Congress will begin a probe of Project Gunwalker today, marking the culmination of alleged leaks from ATF whistle-blowers claiming that the agency allowed hundreds of firearms to be smuggled into Mexico. Speculation surrounding claims that surfaced over the course of the last 8 months have drawn recent attention from major media outlets and high-profile politicians alike, many of whom have demanded congressional hearings and government action.

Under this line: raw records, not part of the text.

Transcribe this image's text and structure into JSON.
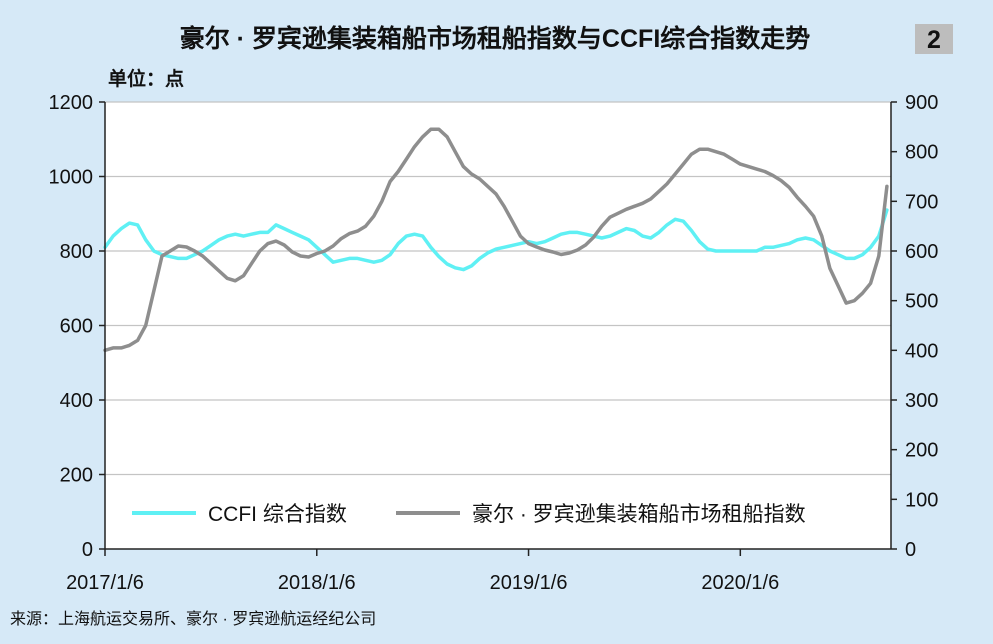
{
  "chart_data": {
    "type": "line",
    "title": "豪尔 · 罗宾逊集装箱船市场租船指数与CCFI综合指数走势",
    "badge": "2",
    "unit_label": "单位：点",
    "source": "来源：上海航运交易所、豪尔 · 罗宾逊航运经纪公司",
    "x_ticks": [
      "2017/1/6",
      "2018/1/6",
      "2019/1/6",
      "2020/1/6"
    ],
    "x_range": [
      0,
      193
    ],
    "y_left": {
      "ylim": [
        0,
        1200
      ],
      "ticks": [
        0,
        200,
        400,
        600,
        800,
        1000,
        1200
      ]
    },
    "y_right": {
      "ylim": [
        0,
        900
      ],
      "ticks": [
        0,
        100,
        200,
        300,
        400,
        500,
        600,
        700,
        800,
        900
      ]
    },
    "grid": true,
    "legend_position": "bottom",
    "series": [
      {
        "name": "CCFI 综合指数",
        "axis": "left",
        "color": "#5ff0f4",
        "x": [
          0,
          2,
          4,
          6,
          8,
          10,
          12,
          14,
          16,
          18,
          20,
          22,
          24,
          26,
          28,
          30,
          32,
          34,
          36,
          38,
          40,
          42,
          44,
          46,
          48,
          50,
          52,
          54,
          56,
          58,
          60,
          62,
          64,
          66,
          68,
          70,
          72,
          74,
          76,
          78,
          80,
          82,
          84,
          86,
          88,
          90,
          92,
          94,
          96,
          98,
          100,
          102,
          104,
          106,
          108,
          110,
          112,
          114,
          116,
          118,
          120,
          122,
          124,
          126,
          128,
          130,
          132,
          134,
          136,
          138,
          140,
          142,
          144,
          146,
          148,
          150,
          152,
          154,
          156,
          158,
          160,
          162,
          164,
          166,
          168,
          170,
          172,
          174,
          176,
          178,
          180,
          182,
          184,
          186,
          188,
          190,
          192
        ],
        "values": [
          810,
          840,
          860,
          875,
          870,
          830,
          800,
          790,
          785,
          780,
          780,
          790,
          800,
          815,
          830,
          840,
          845,
          840,
          845,
          850,
          850,
          870,
          860,
          850,
          840,
          830,
          810,
          790,
          770,
          775,
          780,
          780,
          775,
          770,
          775,
          790,
          820,
          840,
          845,
          840,
          810,
          785,
          765,
          755,
          750,
          760,
          780,
          795,
          805,
          810,
          815,
          820,
          825,
          820,
          825,
          835,
          845,
          850,
          850,
          845,
          840,
          835,
          840,
          850,
          860,
          855,
          840,
          835,
          850,
          870,
          885,
          880,
          855,
          825,
          805,
          800,
          800,
          800,
          800,
          800,
          800,
          810,
          810,
          815,
          820,
          830,
          835,
          830,
          815,
          800,
          790,
          780,
          780,
          790,
          810,
          840,
          910
        ],
        "values_x_note": null
      },
      {
        "name": "豪尔 · 罗宾逊集装箱船市场租船指数",
        "axis": "right",
        "color": "#8e8e8e",
        "x": [
          0,
          2,
          4,
          6,
          8,
          10,
          12,
          14,
          16,
          18,
          20,
          22,
          24,
          26,
          28,
          30,
          32,
          34,
          36,
          38,
          40,
          42,
          44,
          46,
          48,
          50,
          52,
          54,
          56,
          58,
          60,
          62,
          64,
          66,
          68,
          70,
          72,
          74,
          76,
          78,
          80,
          82,
          84,
          86,
          88,
          90,
          92,
          94,
          96,
          98,
          100,
          102,
          104,
          106,
          108,
          110,
          112,
          114,
          116,
          118,
          120,
          122,
          124,
          126,
          128,
          130,
          132,
          134,
          136,
          138,
          140,
          142,
          144,
          146,
          148,
          150,
          152,
          154,
          156,
          158,
          160,
          162,
          164,
          166,
          168,
          170,
          172,
          174,
          176,
          178,
          180,
          182,
          184,
          186,
          188,
          190,
          192
        ],
        "values": [
          400,
          405,
          405,
          410,
          420,
          450,
          520,
          590,
          600,
          610,
          608,
          600,
          590,
          575,
          560,
          545,
          540,
          550,
          575,
          600,
          615,
          620,
          612,
          598,
          590,
          588,
          595,
          600,
          610,
          625,
          635,
          640,
          650,
          670,
          700,
          740,
          760,
          785,
          810,
          830,
          845,
          845,
          830,
          800,
          770,
          755,
          745,
          730,
          715,
          690,
          660,
          630,
          615,
          608,
          602,
          598,
          593,
          596,
          602,
          612,
          628,
          650,
          668,
          676,
          684,
          690,
          696,
          705,
          720,
          735,
          755,
          775,
          795,
          805,
          805,
          800,
          795,
          785,
          775,
          770,
          765,
          760,
          752,
          742,
          728,
          708,
          690,
          670,
          630,
          565,
          530,
          495,
          500,
          515,
          535,
          590,
          730
        ]
      }
    ]
  }
}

Guns.com recently reported on claims made about a clandestine program first referred to as Project Gunrunner, and later sarcastically referred to as “Project Gunwalker” by two journalists who helped to gather and disseminate news of the alleged scandal.
As reported by Guns.com, Project Gunrunner refers to an initiative overseen by the Bureau of Alcohol, Firearms, Tobacco and Explosives (ATF), the purpose of which is to investigate, monitor, and stem the smuggling and transport of weapons between the United States and Mexico, primarily in border areas between the two nations.
But over time, allegations surfaced claiming that agency management knowingly and deliberately allowed hundreds of semiautomatic guns to be walked across the desert border into Mexico. Whistleblowers claimed that this was done in order to pad gun-related crime statistics and prove that Mexican drug cartels were using American-derived firearms, all in an effort to encourage continued federal funding of ATF projects.
Furthermore, internal ATF sources claimed that large numbers of guns were knowingly allowed into Mexico so that agents could track the actions of buyers in order to eventually bust large cartels. A CBS report recently likened this paradigm to letting the little fish go in order to catch the bigger fish, a common practice in law enforcement.
Additionally former New York State Deputy Secretary of Public Safety Mike Balboni told CBS News, “They want to change the dynamic and truly go after the kingpin, so give the kingpin something that they can’t resist – this flow of weapons over 15 months – and then track ’em, find ’em and take ’em down.”
The title of Monday’s congressional hearing is “Obstruction of Justice: Does the Justice Department Have to Respond to a Lawfully Issued and Valid Congressional Subpoena?” This question likely involves previous refusals by the Justice Department (and, indirectly, the ATF) to respond to a subpoena from congress that would have required members of the Justice Department to answer questions regarding Project Gunwalker. The ATF has previously flatly denied accusations of wrongdoing.
Presumably, should congress determine that the Justice Department does in fact have an obligation to appear when subpoenaed, agents involved in the alleged scandal will have no choice but to break their silence. In any case, deflecting media attention at this point seems an impossibility, as it increasingly appears that calls for candid and open hearings on Project Gunwalker will be answered.